Расположение звёзд — вещь нешуточная! Родись я на два часа раньше, я стал бы заядлым игроком в покер, а всех, кто родились на двадцать минут позже, вынудили бы добровольно вступить в духовой оркестр хемулей (папы и мамы, как правило, слишком опрометчиво обзаводятся детьми, и я рекомендую всем делать предварительно точные расчёты).
Словом, когда меня извлекли из сумки, я самым категорическим образом трижды чихнул. Уже одно это кое-что да значит!
Хемульша поставила на моём хвосте пломбу с магической цифрой тринадцать: двенадцать подкидышей у неё уже было. Все они были серьёзные, послушные и опрятные, ибо Хемульша, к сожалению, мыла их чаще, чем ласкала (она была цельной натурой, начисто лишённой нюансов). Дорогие читатели, представьте себе дом, где все комнаты расположены правильными рядами, квадратные и выкрашены в цвет пльзенского пива. Не верите? Дом, где живут муми-тролли, скажете вы, должен изобиловать самыми удивительными углами и тайниками, лестницами, балконами и башнями. Да, но только этот муми-дом был не таков! И что ещё хуже: никому не разрешалось вставать среди ночи, чтобы есть, болтать или прогуливаться! (И даже не всегда дозволялось сходить по малой нужде!)
Я не мог приносить к себе домой интересных зверюшек и держать их под кроватью! Я вынужден был есть и умываться в установленные часы! Я вынужден был держать хвост под углом в сорок пять градусов, когда кланялся! О, можно ли говорить обо всём этом без слёз на глазах?!
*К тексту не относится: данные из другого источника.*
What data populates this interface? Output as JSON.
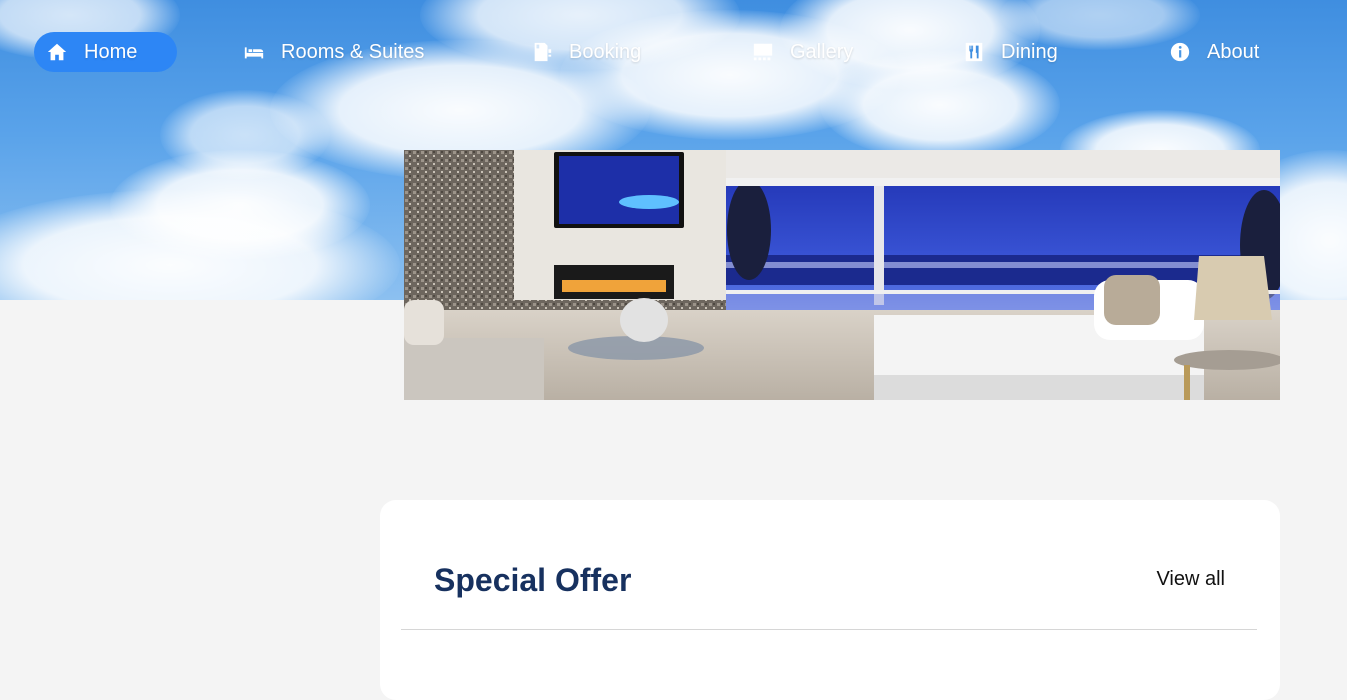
{
  "nav": {
    "items": [
      {
        "label": "Home",
        "icon": "home-icon",
        "active": true
      },
      {
        "label": "Rooms & Suites",
        "icon": "bed-icon",
        "active": false
      },
      {
        "label": "Booking",
        "icon": "booking-icon",
        "active": false
      },
      {
        "label": "Gallery",
        "icon": "gallery-icon",
        "active": false
      },
      {
        "label": "Dining",
        "icon": "dining-icon",
        "active": false
      },
      {
        "label": "About",
        "icon": "info-icon",
        "active": false
      }
    ]
  },
  "special_offer": {
    "title": "Special Offer",
    "view_all_label": "View all"
  },
  "colors": {
    "accent": "#2d86f5",
    "title": "#17315f",
    "page_background": "#f4f4f4"
  }
}
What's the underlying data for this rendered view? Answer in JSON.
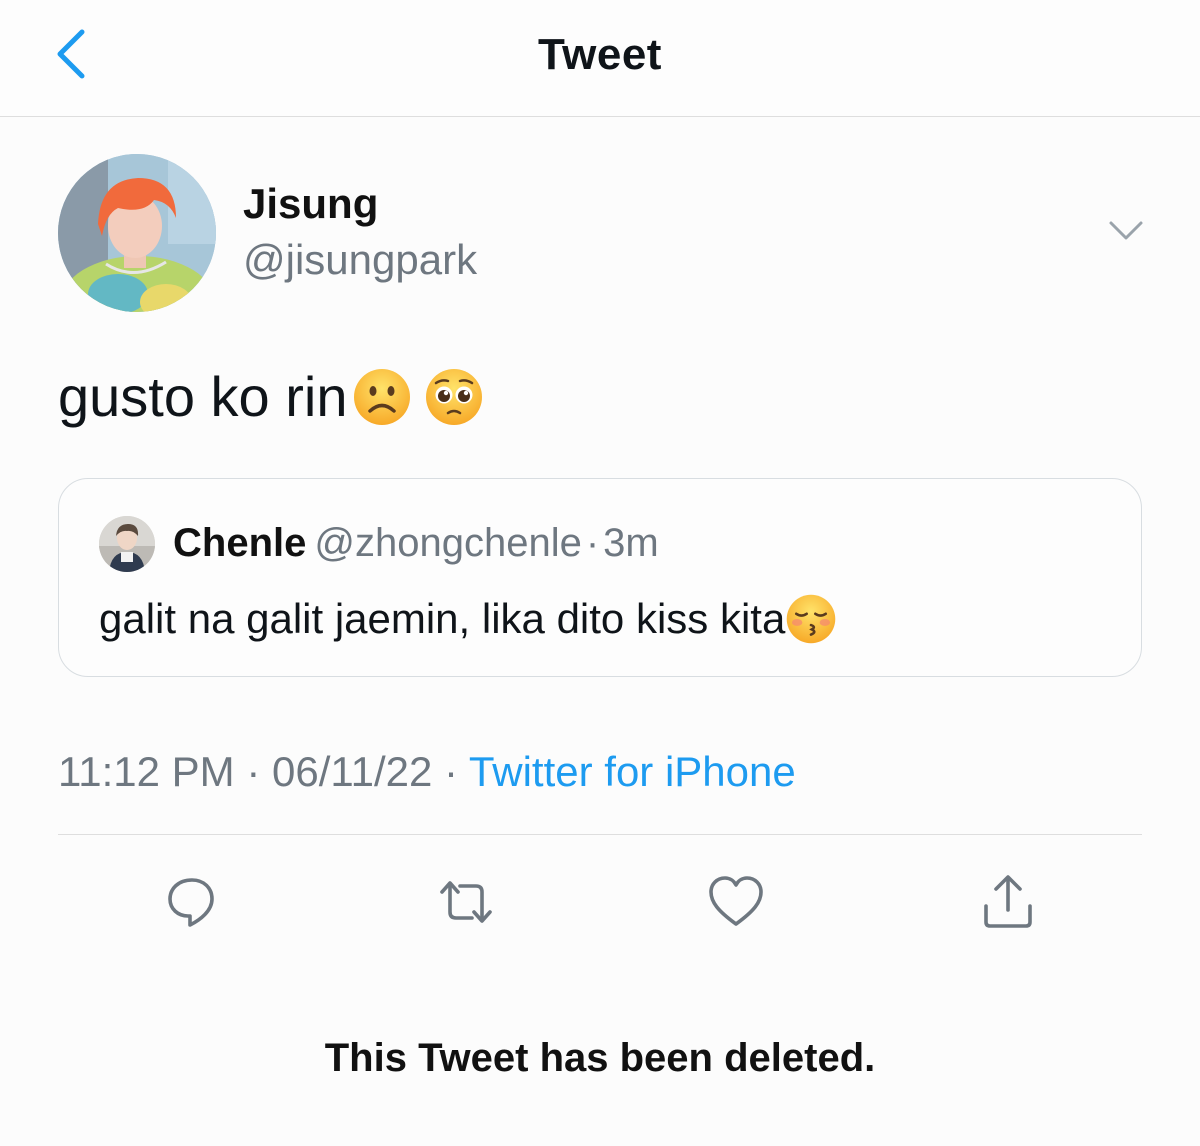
{
  "header": {
    "title": "Tweet",
    "back_icon": "chevron-left-icon"
  },
  "tweet": {
    "author_name": "Jisung",
    "author_handle": "@jisungpark",
    "text": "gusto ko rin",
    "emojis": [
      "frowning-face-emoji",
      "pleading-face-emoji"
    ],
    "timestamp": "11:12 PM · 06/11/22 · ",
    "source": "Twitter for iPhone"
  },
  "quoted": {
    "author_name": "Chenle",
    "author_handle": "@zhongchenle",
    "separator": "·",
    "time": "3m",
    "text": "galit na galit jaemin, lika dito kiss kita",
    "emoji": "kissing-closed-eyes-emoji"
  },
  "actions": [
    "reply-icon",
    "retweet-icon",
    "like-icon",
    "share-icon"
  ],
  "notice": "This Tweet has been deleted.",
  "colors": {
    "accent": "#1d9bf0",
    "secondary_text": "#6e7780",
    "primary_text": "#0f1419",
    "border": "#d8dde1"
  }
}
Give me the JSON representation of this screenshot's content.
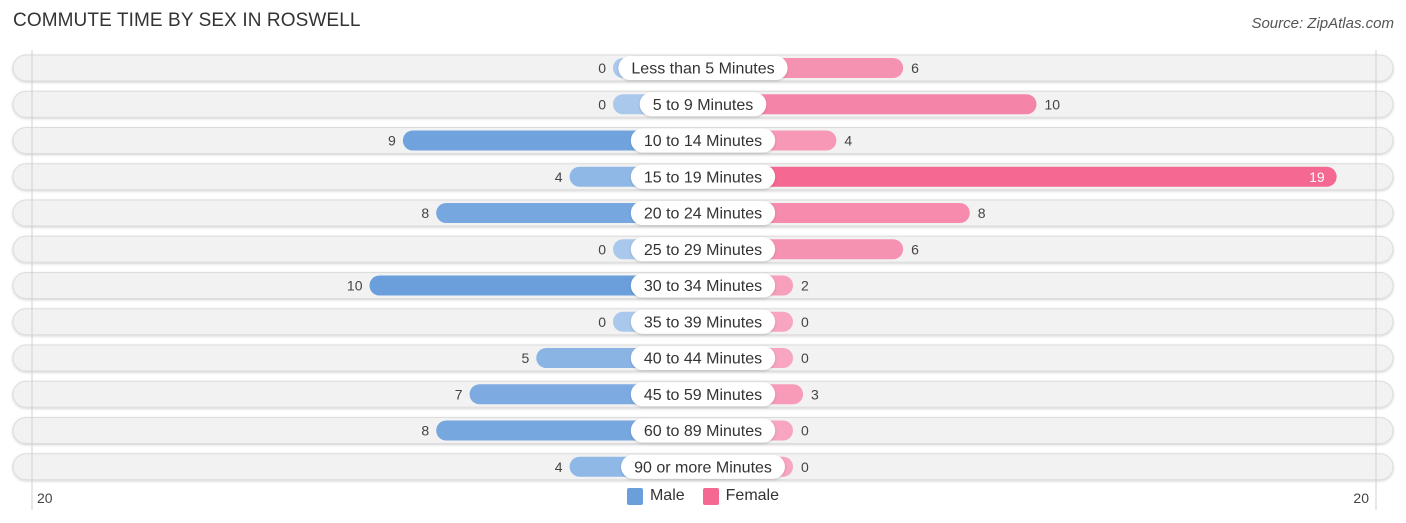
{
  "header": {
    "title": "COMMUTE TIME BY SEX IN ROSWELL",
    "source": "Source: ZipAtlas.com"
  },
  "colors": {
    "male": "#6a9fdc",
    "male_light": "#a9c8ec",
    "female": "#f46892",
    "female_light": "#f7a5c0",
    "track": "#f2f2f2"
  },
  "chart_data": {
    "type": "bar",
    "orientation": "horizontal-diverging",
    "title": "COMMUTE TIME BY SEX IN ROSWELL",
    "categories": [
      "Less than 5 Minutes",
      "5 to 9 Minutes",
      "10 to 14 Minutes",
      "15 to 19 Minutes",
      "20 to 24 Minutes",
      "25 to 29 Minutes",
      "30 to 34 Minutes",
      "35 to 39 Minutes",
      "40 to 44 Minutes",
      "45 to 59 Minutes",
      "60 to 89 Minutes",
      "90 or more Minutes"
    ],
    "series": [
      {
        "name": "Male",
        "values": [
          0,
          0,
          9,
          4,
          8,
          0,
          10,
          0,
          5,
          7,
          8,
          4
        ]
      },
      {
        "name": "Female",
        "values": [
          6,
          10,
          4,
          19,
          8,
          6,
          2,
          0,
          0,
          3,
          0,
          0
        ]
      }
    ],
    "axis": {
      "left_label": "20",
      "right_label": "20",
      "max": 20
    },
    "legend": {
      "position": "bottom-center",
      "entries": [
        "Male",
        "Female"
      ]
    },
    "grid": false
  }
}
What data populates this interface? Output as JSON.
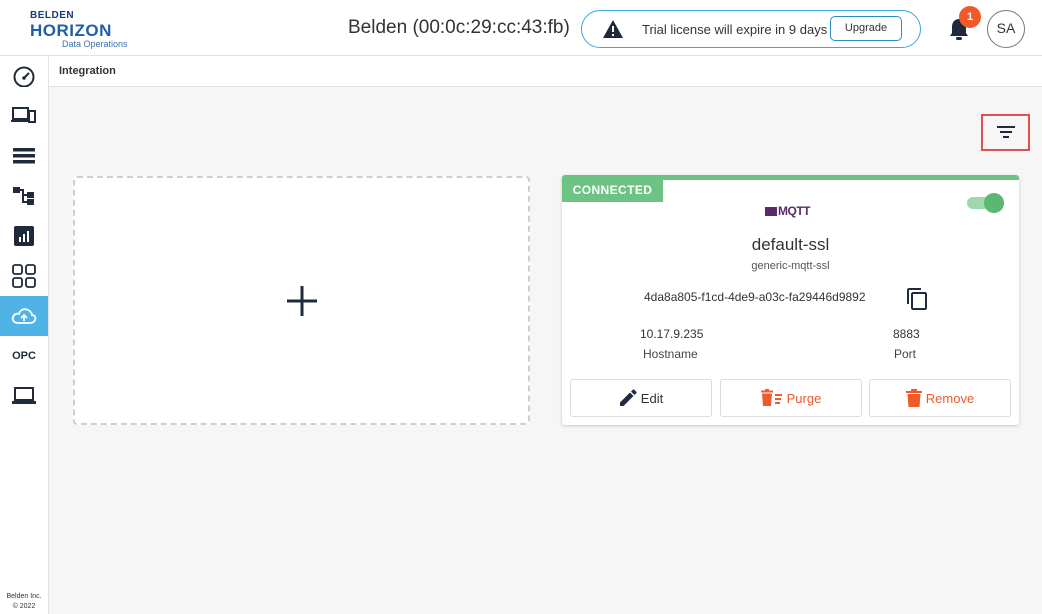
{
  "header": {
    "logo": {
      "line1": "BELDEN",
      "line2": "HORIZON",
      "line3": "Data Operations"
    },
    "device_title": "Belden (00:0c:29:cc:43:fb)",
    "license_text": "Trial license will expire in 9 days",
    "upgrade_label": "Upgrade",
    "notification_count": "1",
    "avatar_initials": "SA"
  },
  "sidebar": {
    "items": [
      {
        "id": "dashboard",
        "icon": "gauge-icon"
      },
      {
        "id": "devices",
        "icon": "devices-icon"
      },
      {
        "id": "list",
        "icon": "list-icon"
      },
      {
        "id": "topology",
        "icon": "hierarchy-icon"
      },
      {
        "id": "reports",
        "icon": "chart-icon"
      },
      {
        "id": "apps",
        "icon": "grid-icon"
      },
      {
        "id": "integration",
        "icon": "cloud-upload-icon",
        "active": true
      },
      {
        "id": "opc",
        "label": "OPC"
      },
      {
        "id": "computer",
        "icon": "laptop-icon"
      }
    ],
    "footer_line1": "Belden Inc.",
    "footer_line2": "© 2022"
  },
  "breadcrumb": "Integration",
  "card": {
    "status": "CONNECTED",
    "brand": "MQTT",
    "name": "default-ssl",
    "type": "generic-mqtt-ssl",
    "id": "4da8a805-f1cd-4de9-a03c-fa29446d9892",
    "hostname_value": "10.17.9.235",
    "hostname_label": "Hostname",
    "port_value": "8883",
    "port_label": "Port",
    "enabled": true,
    "actions": {
      "edit": "Edit",
      "purge": "Purge",
      "remove": "Remove"
    }
  },
  "colors": {
    "accent": "#4fb3e6",
    "connected": "#6cc383",
    "danger": "#ee5a2a",
    "badge": "#f05a28"
  }
}
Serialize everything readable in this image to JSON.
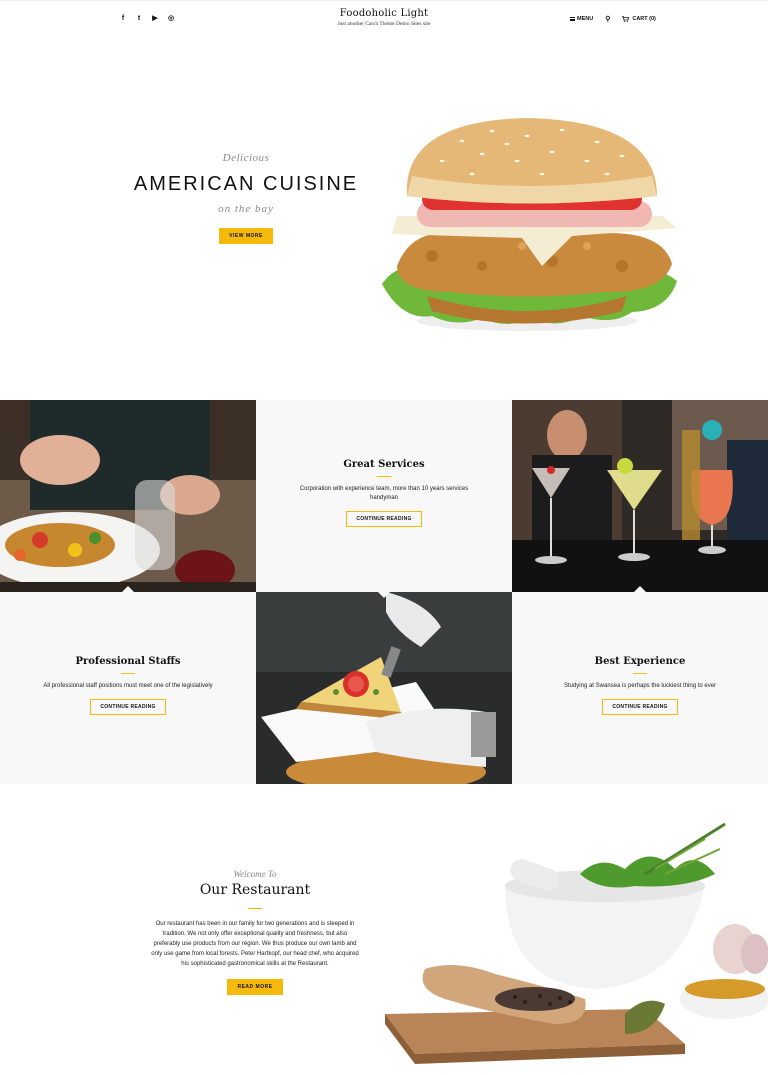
{
  "header": {
    "social": [
      {
        "icon": "facebook-icon",
        "glyph": "f"
      },
      {
        "icon": "twitter-icon",
        "glyph": "t"
      },
      {
        "icon": "youtube-icon",
        "glyph": "▶"
      },
      {
        "icon": "instagram-icon",
        "glyph": "◎"
      }
    ],
    "site_title": "Foodoholic Light",
    "tagline": "Just another Catch Theme Demo Sites site",
    "menu_label": "MENU",
    "cart_label": "CART (0)"
  },
  "hero": {
    "pre": "Delicious",
    "title": "AMERICAN CUISINE",
    "sub": "on the bay",
    "button": "VIEW MORE"
  },
  "features": [
    {
      "title": "Great Services",
      "text": "Corporation with experience team, more than 10 years services handyman",
      "button": "CONTINUE READING"
    },
    {
      "title": "Professional Staffs",
      "text": "All professional staff positions must meet one of the legislatively",
      "button": "CONTINUE READING"
    },
    {
      "title": "Best Experience",
      "text": "Studying at Swansea is perhaps the luckiest thing to ever",
      "button": "CONTINUE READING"
    }
  ],
  "restaurant": {
    "pre": "Welcome To",
    "title": "Our Restaurant",
    "description": "Our restaurant has been in our family for two generations and is steeped in tradition. We not only offer exceptional quality and freshness, but also preferably use products from our region. We thus produce our own lamb and only use game from local forests. Peter Hartkopf, our head chef, who acquired his sophisticated gastronomical skills at the Restaurant.",
    "button": "READ MORE"
  },
  "colors": {
    "accent": "#f5b90b",
    "panel": "#f8f8f8"
  }
}
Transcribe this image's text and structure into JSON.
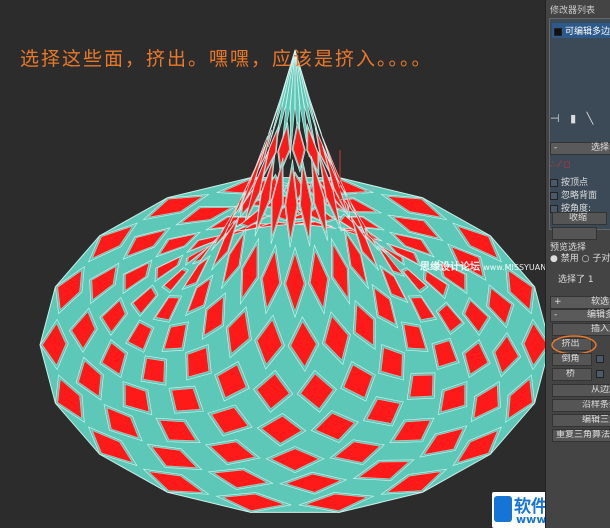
{
  "caption": "选择这些面，挤出。嘿嘿，应该是挤入。。。。",
  "watermark": {
    "site": "思缘设计论坛",
    "url": "www.MISSYUAN.COM"
  },
  "logo": {
    "name": "软件自学网",
    "url": "www.rjzxw.com"
  },
  "colors": {
    "face": "#ff1a1a",
    "edge": "#5ec8b8",
    "background": "#2c2c2c",
    "caption": "#e8782a"
  },
  "panel": {
    "modifier_list": "修改器列表",
    "stack_item": "可编辑多边形",
    "selection_rollout": "选择",
    "by_vertex": "按顶点",
    "ignore_backfacing": "忽略背面",
    "by_angle": "按角度:",
    "shrink": "收缩",
    "preview_selection": "预览选择",
    "disabled": "禁用",
    "subobject": "子对",
    "selected": "选择了 1",
    "soft_selection": "软选",
    "edit_polygons": "编辑多",
    "insert_vertex": "插入顶",
    "extrude": "挤出",
    "bevel": "倒角",
    "bridge": "桥",
    "hinge_from_edge": "从边旋",
    "extrude_along_spline": "沿样条线",
    "edit_triangulation": "编辑三角",
    "retriangulate": "重复三角算法"
  }
}
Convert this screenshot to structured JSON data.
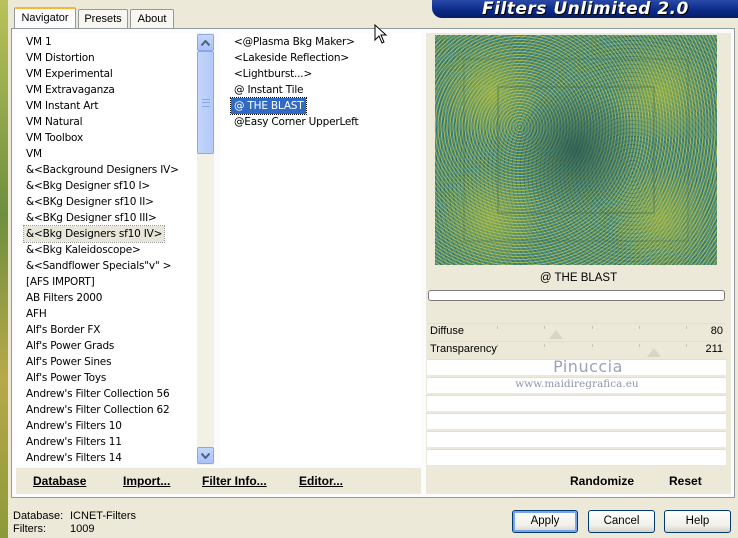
{
  "window": {
    "title": "Filters Unlimited 2.0"
  },
  "tabs": [
    {
      "label": "Navigator",
      "active": true
    },
    {
      "label": "Presets",
      "active": false
    },
    {
      "label": "About",
      "active": false
    }
  ],
  "categories": {
    "items": [
      "VM 1",
      "VM Distortion",
      "VM Experimental",
      "VM Extravaganza",
      "VM Instant Art",
      "VM Natural",
      "VM Toolbox",
      "VM",
      "&<Background Designers IV>",
      "&<Bkg Designer sf10 I>",
      "&<BKg Designer sf10 II>",
      "&<BKg Designer sf10 III>",
      "&<Bkg Designers sf10 IV>",
      "&<Bkg Kaleidoscope>",
      "&<Sandflower Specials\"v\" >",
      "[AFS IMPORT]",
      "AB Filters 2000",
      "AFH",
      "Alf's Border FX",
      "Alf's Power Grads",
      "Alf's Power Sines",
      "Alf's Power Toys",
      "Andrew's Filter Collection 56",
      "Andrew's Filter Collection 62",
      "Andrew's Filters 10",
      "Andrew's Filters 11",
      "Andrew's Filters 14"
    ],
    "current_index": 12
  },
  "filters": {
    "items": [
      "<@Plasma Bkg Maker>",
      "<Lakeside Reflection>",
      "<Lightburst...>",
      "@ Instant Tile",
      "@ THE BLAST",
      "@Easy Corner UpperLeft"
    ],
    "selected_index": 4
  },
  "preview": {
    "filter_name": "@ THE BLAST",
    "progress": 0
  },
  "parameters": [
    {
      "label": "Diffuse",
      "value": "80",
      "level": 0.31
    },
    {
      "label": "Transparency",
      "value": "211",
      "level": 0.83
    }
  ],
  "watermark": {
    "name": "Pinuccia",
    "url": "www.maidiregrafica.eu"
  },
  "commands": {
    "database": "Database",
    "import": "Import...",
    "filter_info": "Filter Info...",
    "editor": "Editor...",
    "randomize": "Randomize",
    "reset": "Reset"
  },
  "footer": {
    "database_label": "Database:",
    "database_value": "ICNET-Filters",
    "filters_label": "Filters:",
    "filters_value": "1009"
  },
  "buttons": {
    "apply": "Apply",
    "cancel": "Cancel",
    "help": "Help"
  },
  "icons": {
    "scroll_up": "chevron-up-icon",
    "scroll_down": "chevron-down-icon",
    "cursor": "mouse-pointer-icon"
  },
  "colors": {
    "selection": "#316ac5",
    "banner": "#0b2a8a",
    "tab_highlight": "#f9b537"
  }
}
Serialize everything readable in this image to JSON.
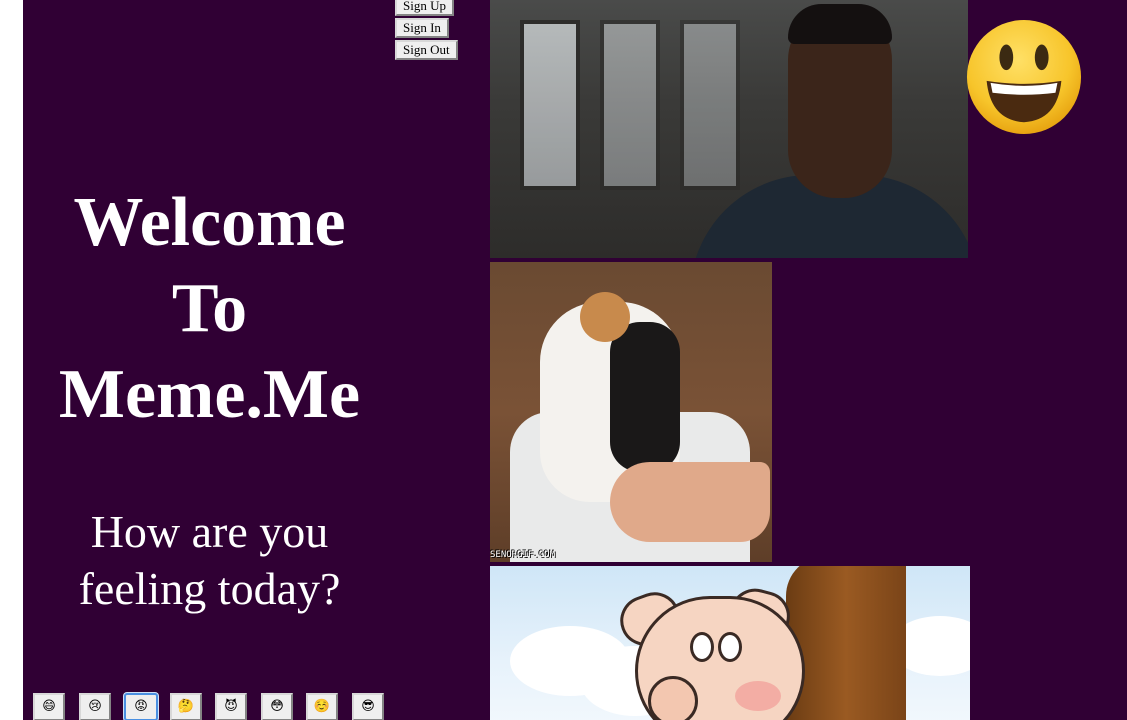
{
  "auth": {
    "sign_up": "Sign Up",
    "sign_in": "Sign In",
    "sign_out": "Sign Out"
  },
  "welcome": {
    "line1": "Welcome",
    "line2": "To",
    "line3": "Meme.Me"
  },
  "question": {
    "line1": "How are you",
    "line2": "feeling today?"
  },
  "moods": [
    {
      "emoji": "😄",
      "name": "grinning",
      "active": false
    },
    {
      "emoji": "😢",
      "name": "crying",
      "active": false
    },
    {
      "emoji": "😡",
      "name": "angry",
      "active": true
    },
    {
      "emoji": "🤔",
      "name": "thinking",
      "active": false
    },
    {
      "emoji": "😈",
      "name": "devil",
      "active": false
    },
    {
      "emoji": "😳",
      "name": "flushed",
      "active": false
    },
    {
      "emoji": "☺️",
      "name": "smiling",
      "active": false
    },
    {
      "emoji": "😎",
      "name": "cool",
      "active": false
    }
  ],
  "gifs": {
    "cat_watermark": "SENORGIF.COM"
  },
  "colors": {
    "background": "#300034",
    "text": "#ffffff",
    "button_bg": "#efefef"
  },
  "current_mood_icon": "smiley-face-icon"
}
Я взял в обычай стоять перед зеркалом в прихожей и глубоко заглядывать в свои грустные голубые глаза, пытаясь проникнуть в тайну моей жизни. Прикрыв мордочку лапами, я произносил вздыхая: «Одиночество! О, как бездушен этот мир! И заброшенность — мой удел!» — а также всяческие другие горестные слова, пока мне чуточку не легчало.
Я был очень одиноким муми-ребёнком, как часто бывает с одарёнными детьми. Никто меня не понимал, и меньше всех понимал себя я сам. Разумеется, от меня не ускользало различие между мною и моими сверстниками. Состояло оно главным образом в их плачевной неспособности любопытствовать и удивляться.